All concur except Whalen, P.J., and Bannister, J., who dissent and vote to reverse in accordance with the following memorandum: We respectfully dissent. We conclude that the evidence is legally insufficient to support a finding that defendant, based on accessorial liability, was guilty of the crime of criminal possession of a controlled substance in the third degree (Penal Law § 220.16 [1]). To establish accessorial liability, the People were required to prove beyond a reasonable doubt that defendant acted with the mental culpability necessary to commit the crime charged and that, in furtherance thereof, she "solicited, requested, commanded, importuned or intentionally aided [her friend] in the commission of the crime" (People v Maldonado, 189 A.D.3d 2083, 2084 [4th Dept 2020], lv denied 36 N.Y.3d 1098 [2021]; see § 20.00). Notably, a defendant's "mere presence at the scene of a crime, even with knowledge that the crime is taking place, or mere association with a perpetrator of a crime, is not enough for accessorial liability" (People v Lopez, 137 A.D.3d 1166, 1167 [2d Dept 2016] [internal quotation marks omitted]; see People v McDonald, 172 A.D.3d 1900, 1902 [4th Dept 2019]).

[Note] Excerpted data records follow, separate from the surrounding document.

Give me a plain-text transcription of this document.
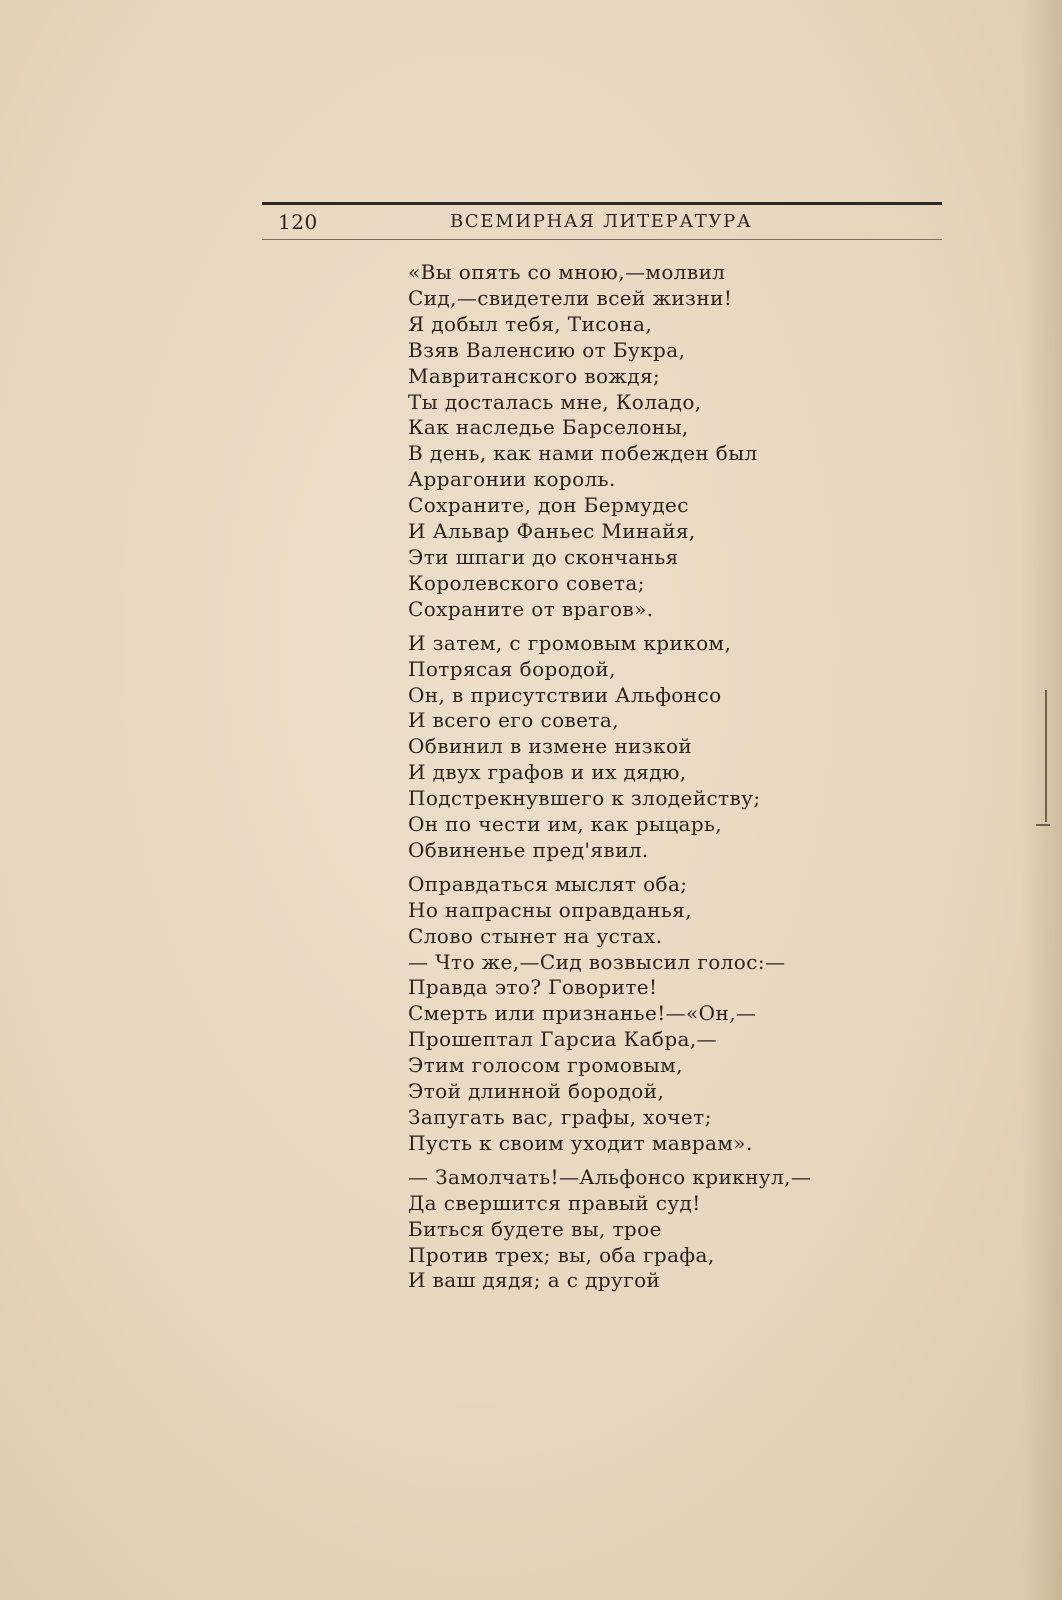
120	ВСЕМИРНАЯ ЛИТЕРАТУРА
«Вы опять со мною,—молвил
Сид,—свидетели всей жизни!
Я добыл тебя, Тисона,
Взяв Валенсию от Букра,
Мавританского вождя;
Ты досталась мне, Коладо,
Как наследье Барселоны,
В день, как нами побежден был
Аррагонии король.
Сохраните, дон Бермудес
И Альвар Фаньес Минайя,
Эти шпаги до скончанья
Королевского совета;
Сохраните от врагов».
И затем, с громовым криком,
Потрясая бородой,
Он, в присутствии Альфонсо
И всего его совета,
Обвинил в измене низкой
И двух графов и их дядю,
Подстрекнувшего к злодейству;
Он по чести им, как рыцарь,
Обвиненье пред'явил.
Оправдаться мыслят оба;
Но напрасны оправданья,
Слово стынет на устах.
— Что же,—Сид возвысил голос:—
Правда это? Говорите!
Смерть или признанье!—«Он,—
Прошептал Гарсиа Кабра,—
Этим голосом громовым,
Этой длинной бородой,
Запугать вас, графы, хочет;
Пусть к своим уходит маврам».
— Замолчать!—Альфонсо крикнул,—
Да свершится правый суд!
Биться будете вы, трое
Против трех; вы, оба графа,
И ваш дядя; а с другой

Here, the People's theory at trial was that defendant intentionally aided her friend's possession of drugs by agreeing to drive her friend to another city where the friend would engage in the sale of such drugs, and that defendant would return by bus. However, the evidence in this case, when considered in the light most favorable to the People (see People v Contes, 60 N.Y.2d 620, 621 [1983]), established that defendant merely accompanied her friend. The majority relies on evidence presented by the People consisting of a brief statement that defendant made to the police in which defendant said that she was "supposed" to drive her friend in exchange for money, and brief jail calls in which defendant made similar remarks. While that evidence tends to establish that defendant had the necessary mental culpability, "the statute includes an actus reus component as well: the accomplice must have intentionally aided the principal in bringing forth a result" (People v Carpenter, 138 A.D.3d 1130, 1131 [2d Dept 2016], lv denied 28 N.Y.3d 928 [2016] [internal quotation marks omitted]; see People v Kaplan, 76 N.Y.2d 140, 146 [1990]). Here, there was no evidence presented at trial, circumstantial or otherwise, that defendant actually drove her friend to any location. We reject the conclusion of the majority that defendant's purported provision of, in essence, moral support to her friend constitutes an overt action by which she intentionally aided her friend (see Kaplan, 76 N.Y.2d at 146). Furthermore, contrary to the People's assertion, there was no evidence establishing that defendant acted as a bodyguard (cf. People v Cortes, 112 A.D.2d 946, 946-947 [2d Dept 1985]). Therefore, inasmuch as there is legally insufficient evidence to establish the possession element of the crime as charged, we would reverse the judgment and dismiss the indictment (see generally People v Williams, 162 A.D.3d 1544, 1545 [4th Dept 2018]). In light of our determination, it is not necessary to address defendant's remaining contentions.